Licences nationales et locales : bien que les licences et permis commerciaux ne créent pas de structure juridique, ils peuvent servir de preuve que l'entité est autorisée à exercer ses activités. De nombreuses institutions les exigent en plus des documents constitutifs.
Rapports annuels et déclarations de conformité : les déclarations régulières auprès des autorités fédérales et étatiques permettent de démontrer que l'entreprise reste active et conforme.
Comment la structure juridique d’une entreprise affecte-t-elle la responsabilité personnelle?

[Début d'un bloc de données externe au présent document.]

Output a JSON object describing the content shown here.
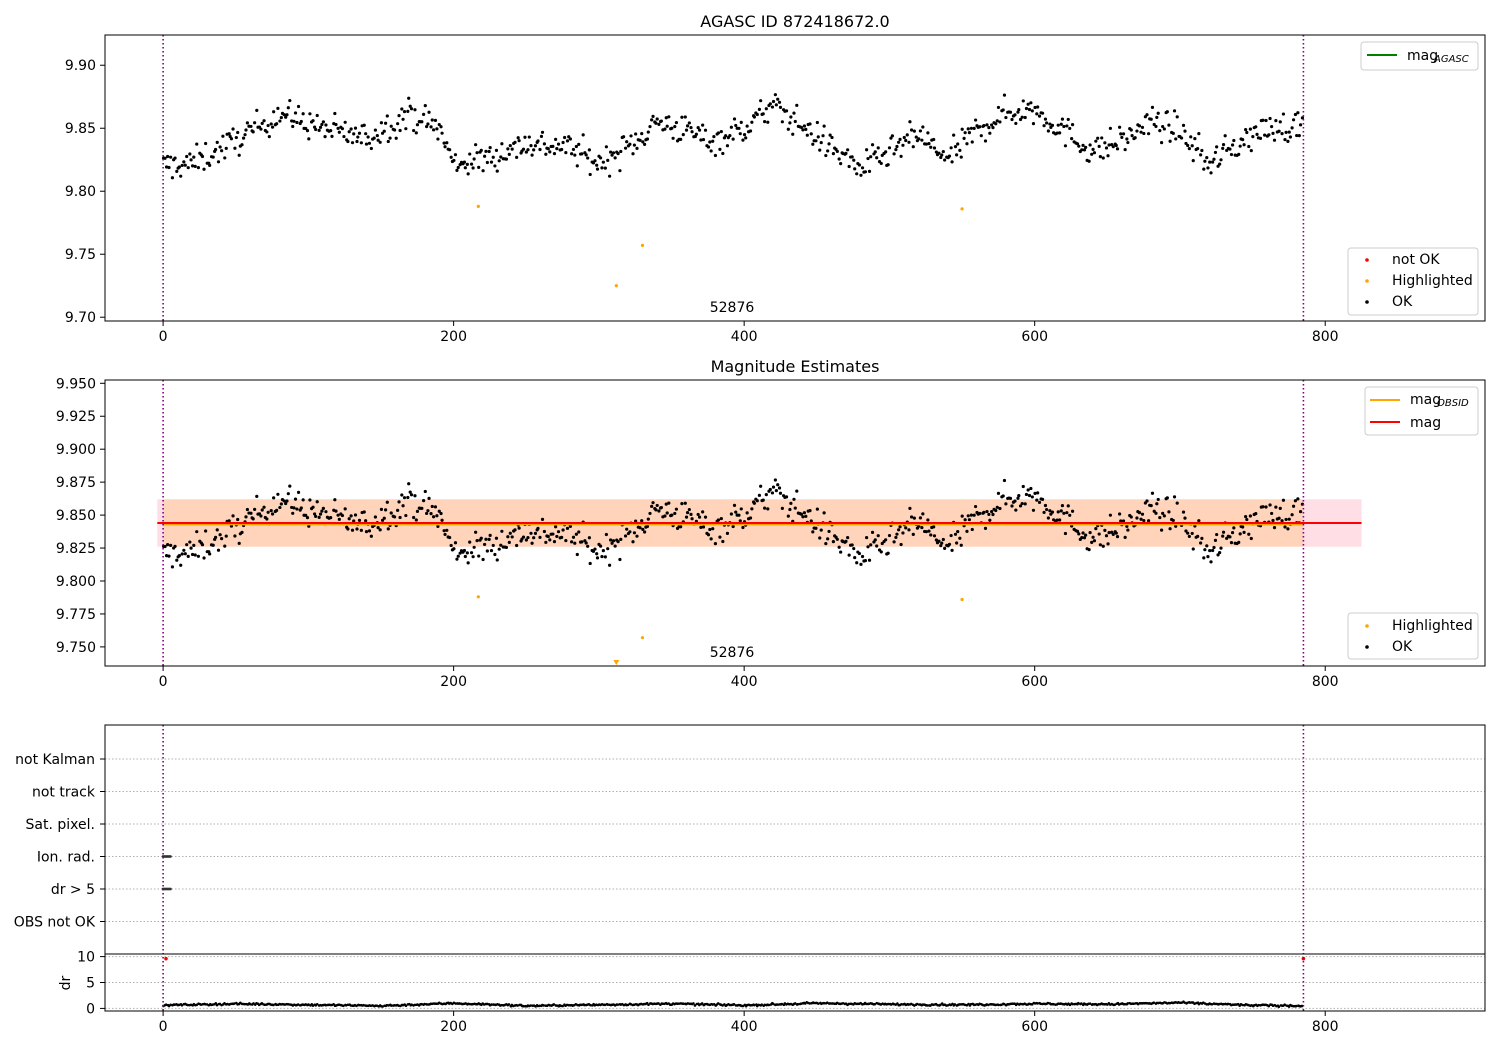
{
  "chart_data": [
    {
      "type": "scatter",
      "title": "AGASC ID 872418672.0",
      "xlim": [
        -40,
        910
      ],
      "ylim": [
        9.697,
        9.924
      ],
      "x_ticks": [
        0,
        200,
        400,
        600,
        800
      ],
      "y_ticks": [
        9.7,
        9.75,
        9.8,
        9.85,
        9.9
      ],
      "y_tick_labels": [
        "9.70",
        "9.75",
        "9.80",
        "9.85",
        "9.90"
      ],
      "vlines": [
        0,
        785
      ],
      "obsid_label": {
        "text": "52876",
        "x": 392,
        "y": 9.708
      },
      "series": [
        {
          "name": "not OK",
          "color": "#ff0000",
          "marker": "dot",
          "points": []
        },
        {
          "name": "Highlighted",
          "color": "#ffa500",
          "marker": "dot",
          "points": [
            [
              217,
              9.788
            ],
            [
              312,
              9.725
            ],
            [
              330,
              9.757
            ],
            [
              550,
              9.786
            ]
          ]
        },
        {
          "name": "OK",
          "color": "#000000",
          "marker": "dot",
          "generated": true
        }
      ],
      "legend_upper": {
        "placement": "upper right",
        "entries": [
          {
            "label": "mag",
            "sub": "AGASC",
            "color": "#008000"
          }
        ]
      },
      "legend_lower": {
        "placement": "lower right",
        "entries": [
          {
            "label": "not OK",
            "color": "#ff0000"
          },
          {
            "label": "Highlighted",
            "color": "#ffa500"
          },
          {
            "label": "OK",
            "color": "#000000"
          }
        ]
      },
      "ok_trend": {
        "x": [
          0,
          20,
          50,
          80,
          110,
          140,
          170,
          190,
          200,
          220,
          250,
          280,
          300,
          320,
          340,
          360,
          380,
          400,
          420,
          440,
          460,
          480,
          500,
          520,
          540,
          560,
          580,
          600,
          620,
          640,
          660,
          680,
          700,
          720,
          740,
          760,
          785
        ],
        "y": [
          9.82,
          9.822,
          9.84,
          9.862,
          9.85,
          9.842,
          9.862,
          9.85,
          9.822,
          9.825,
          9.838,
          9.835,
          9.822,
          9.835,
          9.855,
          9.848,
          9.84,
          9.85,
          9.868,
          9.852,
          9.835,
          9.818,
          9.83,
          9.845,
          9.825,
          9.848,
          9.862,
          9.865,
          9.848,
          9.832,
          9.84,
          9.855,
          9.848,
          9.822,
          9.838,
          9.85,
          9.852
        ]
      }
    },
    {
      "type": "scatter",
      "title": "Magnitude Estimates",
      "xlim": [
        -40,
        910
      ],
      "ylim": [
        9.7355,
        9.9525
      ],
      "x_ticks": [
        0,
        200,
        400,
        600,
        800
      ],
      "y_ticks": [
        9.75,
        9.775,
        9.8,
        9.825,
        9.85,
        9.875,
        9.9,
        9.925,
        9.95
      ],
      "y_tick_labels": [
        "9.750",
        "9.775",
        "9.800",
        "9.825",
        "9.850",
        "9.875",
        "9.900",
        "9.925",
        "9.950"
      ],
      "vlines": [
        0,
        785
      ],
      "obsid_label": {
        "text": "52876",
        "x": 392,
        "y": 9.744
      },
      "mag": 9.844,
      "mag_band": [
        9.826,
        9.862
      ],
      "mag_obsid": 9.843,
      "band_x": [
        0,
        825
      ],
      "series": [
        {
          "name": "Highlighted",
          "color": "#ffa500",
          "marker": "dot",
          "points": [
            [
              217,
              9.788
            ],
            [
              330,
              9.757
            ],
            [
              550,
              9.786
            ]
          ]
        },
        {
          "name": "OK",
          "color": "#000000",
          "marker": "dot",
          "generated": true
        }
      ],
      "clipped_marker": {
        "x": 312,
        "color": "#ffa500"
      },
      "legend_upper": {
        "placement": "upper right",
        "entries": [
          {
            "label": "mag",
            "sub": "OBSID",
            "color": "#ffa500"
          },
          {
            "label": "mag",
            "sub": "",
            "color": "#ff0000"
          }
        ]
      },
      "legend_lower": {
        "placement": "lower right",
        "entries": [
          {
            "label": "Highlighted",
            "color": "#ffa500"
          },
          {
            "label": "OK",
            "color": "#000000"
          }
        ]
      }
    },
    {
      "type": "scatter",
      "title": "",
      "xlim": [
        -40,
        910
      ],
      "x_ticks": [
        0,
        200,
        400,
        600,
        800
      ],
      "flag_rows": [
        "not Kalman",
        "not track",
        "Sat. pixel.",
        "Ion. rad.",
        "dr > 5",
        "OBS not OK"
      ],
      "flag_points": [
        {
          "row": "Ion. rad.",
          "x": [
            0,
            5
          ]
        },
        {
          "row": "dr > 5",
          "x": [
            0,
            5
          ]
        }
      ],
      "dr_panel": {
        "ylabel": "dr",
        "y_ticks": [
          0,
          5,
          10
        ],
        "ylim": [
          -0.5,
          10.5
        ],
        "trend": {
          "x": [
            0,
            50,
            100,
            150,
            200,
            250,
            300,
            350,
            400,
            450,
            500,
            550,
            600,
            650,
            700,
            750,
            785
          ],
          "y": [
            0.6,
            0.9,
            0.7,
            0.5,
            1.0,
            0.5,
            0.7,
            0.9,
            0.6,
            1.0,
            0.8,
            0.7,
            0.9,
            0.8,
            1.1,
            0.6,
            0.5
          ]
        },
        "red_marks": [
          [
            2,
            9.6
          ],
          [
            785,
            9.6
          ]
        ]
      },
      "vlines": [
        0,
        785
      ]
    }
  ]
}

Le degré de responsabilité personnelle dans la structure juridique d’une entreprise détermine si le risque supporté par l’entreprise s’arrête à l’entreprise ou s’étend à la vie personnelle et aux finances des propriétaires. Différentes structures juridiques s’accompagnent de montants de responsabilité personnelle différents pour les propriétaires, les gestionnaires ou les membres.
Il existe différents scénarios pour déterminer comment la responsabilité peut jouer :
Pas de séparation juridique : dans les entreprises individuelles et les sociétés en nom collectif, il n’y a pas de bouclier de responsabilité entre une entreprise et son propriétaire. Toute dette, poursuite ou obligation de l’entreprise est automatiquement une responsabilité personnelle, et les créanciers et les demandeurs peuvent poursuivre des comptes bancaires personnels, des biens et d’autres actifs pour satisfaire aux obligations de l’entreprise. Il n’y a pas de plafond d’exposition, même lorsque le problème provient de l’activité de l’entreprise.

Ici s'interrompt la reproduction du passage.